Biobutanol, along with a growing number of other plant-based products, are made almost exclusively via fermentation. Current methods for biobutanol production can waste more than a third of the carbon in the feedstock as carbon dioxide in the fermentation step alone. This waste adds greenhouse gas emissions, limits product yields, and squanders valuable carbon feedstock. Preventing the loss of carbon as CO2 during bioconversion, or potentially incorporating external CO2 into bioconversions, could lower emissions and increase the yield of bioconversion processes.

Butanol is generally used as an industrial solvent, but can also be blended with gasoline. Biobutanol is produced from fermentation of the same feedstocks as ethanol – corn, sugar beets, and other types of biomass. Currently, the predominant method to produce biobutanol is ABE fermentation, the anaerobic conversion of carbohydrates by strains of Clostridium bacteria into acetone, butanol and ethanol.

The project team will develop a novel fermentation process by combining three bacterial species and an electrochemically-reduced formate to maximize carbon conversion and butanol production with zero or negative CO2 emissions. With a 50% higher product yield from glucose compared with ABE fermentation of corn, biobutanol can be produced at prices that compete with gasoline and bioethanol.

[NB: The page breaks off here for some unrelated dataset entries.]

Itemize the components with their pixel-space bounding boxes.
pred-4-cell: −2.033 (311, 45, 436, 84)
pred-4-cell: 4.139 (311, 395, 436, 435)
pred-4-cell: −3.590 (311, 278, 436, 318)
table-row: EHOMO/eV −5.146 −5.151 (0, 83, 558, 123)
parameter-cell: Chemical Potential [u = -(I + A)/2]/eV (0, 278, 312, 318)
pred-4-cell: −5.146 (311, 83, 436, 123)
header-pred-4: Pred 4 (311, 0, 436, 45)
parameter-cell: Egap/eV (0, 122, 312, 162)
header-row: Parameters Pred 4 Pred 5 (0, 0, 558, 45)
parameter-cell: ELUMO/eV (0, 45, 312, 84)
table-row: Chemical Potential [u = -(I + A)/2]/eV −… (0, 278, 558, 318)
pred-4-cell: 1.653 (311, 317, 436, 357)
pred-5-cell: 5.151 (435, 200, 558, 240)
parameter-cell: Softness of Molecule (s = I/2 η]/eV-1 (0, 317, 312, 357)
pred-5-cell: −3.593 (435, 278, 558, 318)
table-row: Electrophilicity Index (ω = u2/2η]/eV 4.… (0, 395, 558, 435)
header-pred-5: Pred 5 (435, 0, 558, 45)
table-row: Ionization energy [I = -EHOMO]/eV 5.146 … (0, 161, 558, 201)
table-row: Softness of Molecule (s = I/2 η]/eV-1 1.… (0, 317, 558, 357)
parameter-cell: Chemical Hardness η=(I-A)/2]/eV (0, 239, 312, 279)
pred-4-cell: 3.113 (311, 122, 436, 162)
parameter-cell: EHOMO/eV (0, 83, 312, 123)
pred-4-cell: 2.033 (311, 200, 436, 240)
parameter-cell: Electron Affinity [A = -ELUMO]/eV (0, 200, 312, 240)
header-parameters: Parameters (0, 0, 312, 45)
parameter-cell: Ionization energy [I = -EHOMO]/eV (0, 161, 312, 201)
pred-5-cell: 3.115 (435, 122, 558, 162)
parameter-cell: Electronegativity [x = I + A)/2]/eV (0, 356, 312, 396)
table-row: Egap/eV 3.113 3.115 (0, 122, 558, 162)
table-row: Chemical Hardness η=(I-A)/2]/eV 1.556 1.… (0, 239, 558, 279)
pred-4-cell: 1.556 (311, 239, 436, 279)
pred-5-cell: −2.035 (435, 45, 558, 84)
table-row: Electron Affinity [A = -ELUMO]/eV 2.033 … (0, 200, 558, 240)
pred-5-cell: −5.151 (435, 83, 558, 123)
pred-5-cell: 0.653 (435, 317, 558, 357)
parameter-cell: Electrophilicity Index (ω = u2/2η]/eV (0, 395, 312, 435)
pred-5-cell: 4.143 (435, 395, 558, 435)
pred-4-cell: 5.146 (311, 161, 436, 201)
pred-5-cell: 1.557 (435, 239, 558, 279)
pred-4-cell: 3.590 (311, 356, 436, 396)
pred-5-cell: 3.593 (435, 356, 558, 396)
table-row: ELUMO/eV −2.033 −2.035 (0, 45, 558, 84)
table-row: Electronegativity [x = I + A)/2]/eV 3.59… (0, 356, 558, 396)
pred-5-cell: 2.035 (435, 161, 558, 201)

Yang leads one of 15 teams to receive an award from ARPA-E’s Energy and Carbon Optimized Synthesis for the Bioeconomy (ECOSynBio) program, which focuses on optimizing biofuel manufacturing while reducing carbon waste. Ohio State’s team also includes co-PIs Ting Lu at University of Illinois Urbana-Champaign and alumnus Jie Dong at Southern Illinois University Edwardsville.

“Biofuel is a powerful tool in the clean energy toolkit that has immense potential to power our ships and airlines with zero carbon emissions,” said Secretary of Energy Jennifer M. Granholm. “DOE is investing in research to reduce emissions and maximize the availability of efficient biofuel as we strive to reach President Biden’s net-zero carbon goals.”